Members of the U.S. Civil Guard on duty near the Capitol on Jan. 8
On Thursday, Feb. 4, Republican Rep. Mike Gallagher of Wisconsin announced the advancement of a series of bills aimed at reducing funding incentives for members of Congress, which he says are designed to fulfill former President Trump‘s promise to “drain the swamp.
The Washington Examiner reports that Gallagher’s bill wants to prevent Congress from going into recess without passing a balanced federal budget and prohibit members of Congress and senior executive branch staff from lobbying their work agencies for five years after they leave office. The bill would also terminate members’ publicly funded pensions.
The “five-year lobbying ban” was also an ethics executive order signed by President Trump in 2017, though it was rescinded in the final hours before Biden‘s inauguration, and in a similar last-minute move in 2000, former President Clinton rescinded an executive order that banned his aides from lobbying for five years.
Rep.
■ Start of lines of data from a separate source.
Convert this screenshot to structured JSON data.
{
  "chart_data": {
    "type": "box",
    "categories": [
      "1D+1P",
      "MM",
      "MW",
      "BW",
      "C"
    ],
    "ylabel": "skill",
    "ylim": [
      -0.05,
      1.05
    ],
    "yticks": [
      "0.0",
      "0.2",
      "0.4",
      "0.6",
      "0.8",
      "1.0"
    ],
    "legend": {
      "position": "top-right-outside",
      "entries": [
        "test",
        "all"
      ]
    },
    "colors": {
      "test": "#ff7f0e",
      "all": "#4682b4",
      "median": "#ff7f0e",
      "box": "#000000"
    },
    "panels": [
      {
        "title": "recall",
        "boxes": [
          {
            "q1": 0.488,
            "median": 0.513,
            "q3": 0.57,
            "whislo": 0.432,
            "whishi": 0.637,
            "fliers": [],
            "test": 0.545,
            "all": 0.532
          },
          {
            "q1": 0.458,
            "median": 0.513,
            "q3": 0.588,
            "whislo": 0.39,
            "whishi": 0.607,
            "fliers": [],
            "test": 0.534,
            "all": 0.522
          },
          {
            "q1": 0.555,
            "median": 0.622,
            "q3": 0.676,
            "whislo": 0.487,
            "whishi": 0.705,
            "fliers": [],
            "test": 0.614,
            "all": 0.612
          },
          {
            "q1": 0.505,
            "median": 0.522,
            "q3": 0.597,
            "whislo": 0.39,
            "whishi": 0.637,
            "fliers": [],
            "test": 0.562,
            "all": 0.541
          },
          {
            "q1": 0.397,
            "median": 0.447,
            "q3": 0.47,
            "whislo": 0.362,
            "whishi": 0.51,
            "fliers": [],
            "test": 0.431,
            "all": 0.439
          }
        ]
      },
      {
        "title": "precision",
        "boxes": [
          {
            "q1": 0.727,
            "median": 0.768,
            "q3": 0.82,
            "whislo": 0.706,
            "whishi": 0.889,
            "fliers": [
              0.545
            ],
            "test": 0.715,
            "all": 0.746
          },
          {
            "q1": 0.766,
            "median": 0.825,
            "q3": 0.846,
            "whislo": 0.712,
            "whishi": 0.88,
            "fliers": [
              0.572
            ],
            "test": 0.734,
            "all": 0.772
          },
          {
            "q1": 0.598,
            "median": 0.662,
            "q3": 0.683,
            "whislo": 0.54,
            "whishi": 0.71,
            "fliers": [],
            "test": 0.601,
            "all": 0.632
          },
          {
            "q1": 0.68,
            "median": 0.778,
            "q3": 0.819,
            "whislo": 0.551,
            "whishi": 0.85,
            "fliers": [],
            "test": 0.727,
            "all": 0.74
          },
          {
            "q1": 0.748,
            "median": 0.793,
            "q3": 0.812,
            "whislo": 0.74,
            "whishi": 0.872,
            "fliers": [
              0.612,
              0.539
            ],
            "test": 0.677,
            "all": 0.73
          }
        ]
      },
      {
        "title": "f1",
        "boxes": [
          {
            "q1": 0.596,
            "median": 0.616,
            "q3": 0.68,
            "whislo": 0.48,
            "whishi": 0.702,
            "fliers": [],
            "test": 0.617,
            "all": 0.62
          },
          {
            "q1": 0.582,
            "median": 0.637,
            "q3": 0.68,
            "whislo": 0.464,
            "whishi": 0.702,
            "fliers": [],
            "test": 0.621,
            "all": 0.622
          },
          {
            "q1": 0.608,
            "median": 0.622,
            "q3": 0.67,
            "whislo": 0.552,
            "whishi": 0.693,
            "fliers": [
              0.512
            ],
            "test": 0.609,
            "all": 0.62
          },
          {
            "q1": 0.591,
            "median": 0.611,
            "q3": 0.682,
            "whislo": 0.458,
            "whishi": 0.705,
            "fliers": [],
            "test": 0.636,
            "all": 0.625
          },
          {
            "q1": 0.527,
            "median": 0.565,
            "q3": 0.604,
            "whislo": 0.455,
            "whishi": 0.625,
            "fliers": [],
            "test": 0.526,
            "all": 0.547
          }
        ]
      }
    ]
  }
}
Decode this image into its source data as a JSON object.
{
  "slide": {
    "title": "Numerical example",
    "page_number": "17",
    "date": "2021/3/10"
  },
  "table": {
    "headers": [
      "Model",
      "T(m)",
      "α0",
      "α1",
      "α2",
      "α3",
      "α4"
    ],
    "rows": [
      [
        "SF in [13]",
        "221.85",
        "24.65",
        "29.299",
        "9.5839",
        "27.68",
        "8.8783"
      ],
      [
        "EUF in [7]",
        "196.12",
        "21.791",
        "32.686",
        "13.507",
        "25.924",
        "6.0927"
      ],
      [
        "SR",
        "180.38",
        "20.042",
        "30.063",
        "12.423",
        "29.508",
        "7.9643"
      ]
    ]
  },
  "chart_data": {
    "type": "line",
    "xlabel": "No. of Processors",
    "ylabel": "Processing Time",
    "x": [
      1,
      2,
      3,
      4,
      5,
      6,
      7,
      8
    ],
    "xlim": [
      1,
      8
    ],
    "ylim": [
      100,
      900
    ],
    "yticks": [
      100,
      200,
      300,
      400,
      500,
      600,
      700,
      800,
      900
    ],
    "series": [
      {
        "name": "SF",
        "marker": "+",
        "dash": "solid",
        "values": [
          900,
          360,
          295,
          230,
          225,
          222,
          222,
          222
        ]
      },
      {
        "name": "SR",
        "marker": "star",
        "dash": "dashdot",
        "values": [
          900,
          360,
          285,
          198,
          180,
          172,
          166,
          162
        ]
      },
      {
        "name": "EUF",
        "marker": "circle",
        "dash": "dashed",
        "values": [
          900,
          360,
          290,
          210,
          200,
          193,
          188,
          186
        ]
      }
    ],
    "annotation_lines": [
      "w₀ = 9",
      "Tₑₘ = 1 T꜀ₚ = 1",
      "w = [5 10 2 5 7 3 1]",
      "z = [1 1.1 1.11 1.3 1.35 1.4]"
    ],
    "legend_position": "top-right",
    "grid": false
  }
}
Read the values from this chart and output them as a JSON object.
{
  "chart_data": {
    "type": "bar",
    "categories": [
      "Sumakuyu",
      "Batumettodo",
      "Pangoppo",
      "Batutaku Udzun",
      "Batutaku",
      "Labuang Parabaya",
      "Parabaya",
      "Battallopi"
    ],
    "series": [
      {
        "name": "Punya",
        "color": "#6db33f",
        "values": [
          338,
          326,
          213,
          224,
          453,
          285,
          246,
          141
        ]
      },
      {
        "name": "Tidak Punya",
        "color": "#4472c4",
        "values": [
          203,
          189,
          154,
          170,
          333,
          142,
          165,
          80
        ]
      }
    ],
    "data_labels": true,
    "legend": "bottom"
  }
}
Gallagher said during the campaign to promote the package that the bill was designed to “drain the swamp,” a slogan former President Trump associated with ending government corruption during his 2016 campaign.
Rep. Gallagher said, “The idea is to lock that ethics commitment into law so the president can’t revoke it at will.”
Gallagher expressed hope that Congress would step in so the president would not feel the need to overuse their executive powers and create the ensuing political chaos.
Gallagher, who won re-election last year in Wisconsin’s 8th Congressional District, said the legislative branch is ill-suited to deal with today’s problems and noted that Congress and the federal government will suffer from low approval ratings. A Gallup poll in early January found that only 11 percent of U.S. adults approve of the way the government is being run.
Gallagher said, “I am increasingly convinced that major structural changes to Congress are necessary if we are going to have a chance to address some of the bigger policy challenges.”